U.S. Citizenship and Immigration Services (USCIS) is continuing to implement the June 28, 2018, Policy Memorandum (PM), Updated Guidance for the Referral of Cases and Issuance of Notices to Appear (NTAs) in Cases Involving Inadmissible and Deportable Aliens (PDF, 140 KB).

USCIS may issue NTAs as described below based on denials of I-914/I-914A, Application for T Nonimmigrant Status; I-918/I-918A, Petition for U Nonimmigrant Status; I-360, Petition for Amerasian, Widow(er), or Special Immigrant (Violence Against Women Act self-petitions and Special Immigrant Juvenile Status petitions); I-730, Refugee/Asylee Relative Petitions when the beneficiary is present in the US; I-929, Petition for Qualifying Family Member of a U-1 Nonimmigrant; and I-485 Application to Register Permanent Residence or Adjust Status (with the underlying form types listed above).

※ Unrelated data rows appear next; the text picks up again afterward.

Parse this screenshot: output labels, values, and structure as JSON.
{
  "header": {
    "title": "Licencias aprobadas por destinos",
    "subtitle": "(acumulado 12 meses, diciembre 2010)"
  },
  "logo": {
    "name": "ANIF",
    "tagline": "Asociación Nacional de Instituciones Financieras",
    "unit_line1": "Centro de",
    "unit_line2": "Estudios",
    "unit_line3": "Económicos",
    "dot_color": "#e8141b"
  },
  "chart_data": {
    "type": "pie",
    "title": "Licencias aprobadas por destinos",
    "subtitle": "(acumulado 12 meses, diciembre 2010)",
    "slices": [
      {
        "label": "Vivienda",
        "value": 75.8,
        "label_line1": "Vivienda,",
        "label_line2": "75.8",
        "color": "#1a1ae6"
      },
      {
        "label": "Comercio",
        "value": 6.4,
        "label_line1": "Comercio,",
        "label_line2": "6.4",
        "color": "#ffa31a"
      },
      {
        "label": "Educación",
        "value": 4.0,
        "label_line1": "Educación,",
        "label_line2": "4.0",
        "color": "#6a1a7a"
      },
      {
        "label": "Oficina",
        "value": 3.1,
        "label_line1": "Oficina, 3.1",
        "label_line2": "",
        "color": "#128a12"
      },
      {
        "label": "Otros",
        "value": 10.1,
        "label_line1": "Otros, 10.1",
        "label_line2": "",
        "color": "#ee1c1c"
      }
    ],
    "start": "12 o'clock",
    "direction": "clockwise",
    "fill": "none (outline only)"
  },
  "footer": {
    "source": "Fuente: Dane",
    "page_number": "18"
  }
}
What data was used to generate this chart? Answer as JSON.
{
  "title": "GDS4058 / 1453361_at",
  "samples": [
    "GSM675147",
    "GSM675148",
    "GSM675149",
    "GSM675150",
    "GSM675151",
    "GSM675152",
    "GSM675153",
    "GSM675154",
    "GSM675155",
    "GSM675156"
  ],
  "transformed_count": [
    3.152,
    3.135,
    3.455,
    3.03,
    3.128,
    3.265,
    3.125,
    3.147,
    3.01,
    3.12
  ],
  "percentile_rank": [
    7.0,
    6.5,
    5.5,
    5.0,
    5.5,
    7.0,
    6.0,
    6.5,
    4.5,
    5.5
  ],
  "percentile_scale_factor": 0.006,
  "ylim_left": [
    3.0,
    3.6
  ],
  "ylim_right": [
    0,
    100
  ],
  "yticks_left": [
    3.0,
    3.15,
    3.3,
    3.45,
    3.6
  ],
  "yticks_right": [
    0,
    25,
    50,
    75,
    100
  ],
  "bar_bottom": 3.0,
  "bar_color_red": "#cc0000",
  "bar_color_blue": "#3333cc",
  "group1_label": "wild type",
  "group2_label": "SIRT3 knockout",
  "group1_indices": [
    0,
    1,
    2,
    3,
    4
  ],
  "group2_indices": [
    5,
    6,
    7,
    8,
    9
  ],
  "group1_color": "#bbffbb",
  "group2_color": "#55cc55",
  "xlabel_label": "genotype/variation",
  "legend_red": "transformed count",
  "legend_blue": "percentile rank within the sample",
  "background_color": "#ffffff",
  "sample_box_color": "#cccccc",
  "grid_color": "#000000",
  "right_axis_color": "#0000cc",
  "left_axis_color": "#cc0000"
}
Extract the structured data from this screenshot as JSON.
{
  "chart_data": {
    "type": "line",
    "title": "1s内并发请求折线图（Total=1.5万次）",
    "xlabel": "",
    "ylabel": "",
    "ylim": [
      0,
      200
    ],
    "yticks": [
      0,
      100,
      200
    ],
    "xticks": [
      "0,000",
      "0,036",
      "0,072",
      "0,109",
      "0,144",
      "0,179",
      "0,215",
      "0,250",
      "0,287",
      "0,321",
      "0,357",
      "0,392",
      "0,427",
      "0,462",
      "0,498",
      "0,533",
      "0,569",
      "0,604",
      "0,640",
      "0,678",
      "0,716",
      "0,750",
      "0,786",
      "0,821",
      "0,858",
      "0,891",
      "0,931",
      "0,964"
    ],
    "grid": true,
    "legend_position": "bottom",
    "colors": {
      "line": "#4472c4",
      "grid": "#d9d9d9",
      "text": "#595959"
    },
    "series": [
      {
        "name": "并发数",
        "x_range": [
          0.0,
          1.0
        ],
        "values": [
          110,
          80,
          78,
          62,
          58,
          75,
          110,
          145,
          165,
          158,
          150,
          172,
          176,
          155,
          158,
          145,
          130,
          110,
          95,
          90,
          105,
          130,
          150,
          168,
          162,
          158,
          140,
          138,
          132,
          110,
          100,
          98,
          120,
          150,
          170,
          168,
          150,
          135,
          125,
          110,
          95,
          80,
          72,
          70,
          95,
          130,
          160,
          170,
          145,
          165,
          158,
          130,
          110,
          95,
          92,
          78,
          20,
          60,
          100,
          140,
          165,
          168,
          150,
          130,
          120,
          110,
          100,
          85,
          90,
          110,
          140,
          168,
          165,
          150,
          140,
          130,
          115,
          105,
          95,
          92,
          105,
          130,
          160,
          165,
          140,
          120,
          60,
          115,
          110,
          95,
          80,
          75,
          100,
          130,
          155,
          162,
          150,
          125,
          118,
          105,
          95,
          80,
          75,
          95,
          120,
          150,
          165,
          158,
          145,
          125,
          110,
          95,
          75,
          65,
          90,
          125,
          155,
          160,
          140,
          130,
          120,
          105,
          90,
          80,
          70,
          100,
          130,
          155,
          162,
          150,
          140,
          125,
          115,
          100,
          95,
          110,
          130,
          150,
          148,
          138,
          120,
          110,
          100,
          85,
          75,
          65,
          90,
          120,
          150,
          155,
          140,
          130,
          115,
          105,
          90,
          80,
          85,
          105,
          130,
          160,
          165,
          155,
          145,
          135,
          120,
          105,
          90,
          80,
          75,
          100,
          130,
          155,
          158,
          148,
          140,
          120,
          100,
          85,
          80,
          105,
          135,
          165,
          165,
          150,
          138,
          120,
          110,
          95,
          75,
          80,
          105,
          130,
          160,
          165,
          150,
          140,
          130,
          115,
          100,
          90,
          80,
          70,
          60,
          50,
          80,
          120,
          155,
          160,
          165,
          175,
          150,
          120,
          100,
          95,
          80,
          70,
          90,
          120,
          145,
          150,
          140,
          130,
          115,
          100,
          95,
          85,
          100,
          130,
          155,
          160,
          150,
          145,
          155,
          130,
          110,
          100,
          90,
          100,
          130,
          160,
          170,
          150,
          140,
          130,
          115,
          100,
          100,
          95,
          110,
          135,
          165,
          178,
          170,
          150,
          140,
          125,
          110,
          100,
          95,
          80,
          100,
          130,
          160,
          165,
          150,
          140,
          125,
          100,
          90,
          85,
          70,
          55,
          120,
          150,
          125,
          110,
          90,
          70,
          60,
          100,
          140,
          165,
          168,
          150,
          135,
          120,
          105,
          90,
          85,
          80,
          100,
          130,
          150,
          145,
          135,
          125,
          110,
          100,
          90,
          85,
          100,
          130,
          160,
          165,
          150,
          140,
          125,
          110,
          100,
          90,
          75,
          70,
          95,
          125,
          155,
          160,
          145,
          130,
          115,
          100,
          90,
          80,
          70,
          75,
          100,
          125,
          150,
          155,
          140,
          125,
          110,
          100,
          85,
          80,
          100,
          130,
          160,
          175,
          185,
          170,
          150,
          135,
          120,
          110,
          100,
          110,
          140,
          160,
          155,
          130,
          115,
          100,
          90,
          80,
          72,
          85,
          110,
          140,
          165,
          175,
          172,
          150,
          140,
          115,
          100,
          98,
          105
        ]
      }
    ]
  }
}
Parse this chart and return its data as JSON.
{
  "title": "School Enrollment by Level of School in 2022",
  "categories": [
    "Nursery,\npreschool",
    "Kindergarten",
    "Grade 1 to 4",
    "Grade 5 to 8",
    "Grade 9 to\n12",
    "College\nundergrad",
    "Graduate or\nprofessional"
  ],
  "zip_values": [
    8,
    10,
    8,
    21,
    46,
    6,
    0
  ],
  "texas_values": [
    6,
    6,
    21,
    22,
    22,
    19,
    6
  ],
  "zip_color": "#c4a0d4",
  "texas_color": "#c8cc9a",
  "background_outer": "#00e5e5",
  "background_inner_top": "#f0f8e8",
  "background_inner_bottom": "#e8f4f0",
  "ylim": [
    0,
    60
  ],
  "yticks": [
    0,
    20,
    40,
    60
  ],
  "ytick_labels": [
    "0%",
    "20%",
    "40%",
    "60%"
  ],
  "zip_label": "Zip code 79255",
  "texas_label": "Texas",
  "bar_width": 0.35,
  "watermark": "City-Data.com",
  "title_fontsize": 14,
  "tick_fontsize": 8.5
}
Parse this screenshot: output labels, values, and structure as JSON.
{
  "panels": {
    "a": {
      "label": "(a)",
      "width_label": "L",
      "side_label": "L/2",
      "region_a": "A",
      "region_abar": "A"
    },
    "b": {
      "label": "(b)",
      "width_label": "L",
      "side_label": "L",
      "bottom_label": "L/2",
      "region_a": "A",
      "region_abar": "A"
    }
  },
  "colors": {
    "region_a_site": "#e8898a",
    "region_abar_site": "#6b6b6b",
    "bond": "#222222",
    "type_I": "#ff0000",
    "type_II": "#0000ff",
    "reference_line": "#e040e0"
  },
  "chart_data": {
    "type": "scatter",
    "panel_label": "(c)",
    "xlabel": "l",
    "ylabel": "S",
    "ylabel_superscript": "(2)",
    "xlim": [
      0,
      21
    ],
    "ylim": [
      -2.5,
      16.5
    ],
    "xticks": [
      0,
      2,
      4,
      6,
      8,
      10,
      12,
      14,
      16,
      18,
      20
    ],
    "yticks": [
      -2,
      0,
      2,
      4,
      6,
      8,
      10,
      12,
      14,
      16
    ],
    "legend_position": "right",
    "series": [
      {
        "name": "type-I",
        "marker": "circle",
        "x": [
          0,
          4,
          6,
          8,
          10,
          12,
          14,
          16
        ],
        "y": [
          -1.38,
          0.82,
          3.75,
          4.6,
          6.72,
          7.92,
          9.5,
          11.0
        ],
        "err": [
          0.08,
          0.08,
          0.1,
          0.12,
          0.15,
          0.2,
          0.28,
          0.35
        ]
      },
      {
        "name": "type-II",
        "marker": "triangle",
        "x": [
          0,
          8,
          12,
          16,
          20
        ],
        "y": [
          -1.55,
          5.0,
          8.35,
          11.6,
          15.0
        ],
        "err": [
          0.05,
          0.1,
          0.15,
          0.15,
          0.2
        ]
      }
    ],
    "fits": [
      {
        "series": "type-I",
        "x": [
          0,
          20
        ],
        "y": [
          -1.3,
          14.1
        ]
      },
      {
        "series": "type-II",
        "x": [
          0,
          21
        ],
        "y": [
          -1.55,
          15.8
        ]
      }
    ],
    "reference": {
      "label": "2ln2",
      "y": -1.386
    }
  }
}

If applicants, beneficiaries, or self-petitioners who are denied are no longer in a period of authorized stay and do not depart the United States, USCIS may issue an NTA. USCIS will continue to send denial letters for these applications and petitions to ensure adequate notice regarding period of authorized stay, checking travel compliance, or validating departure from the United States.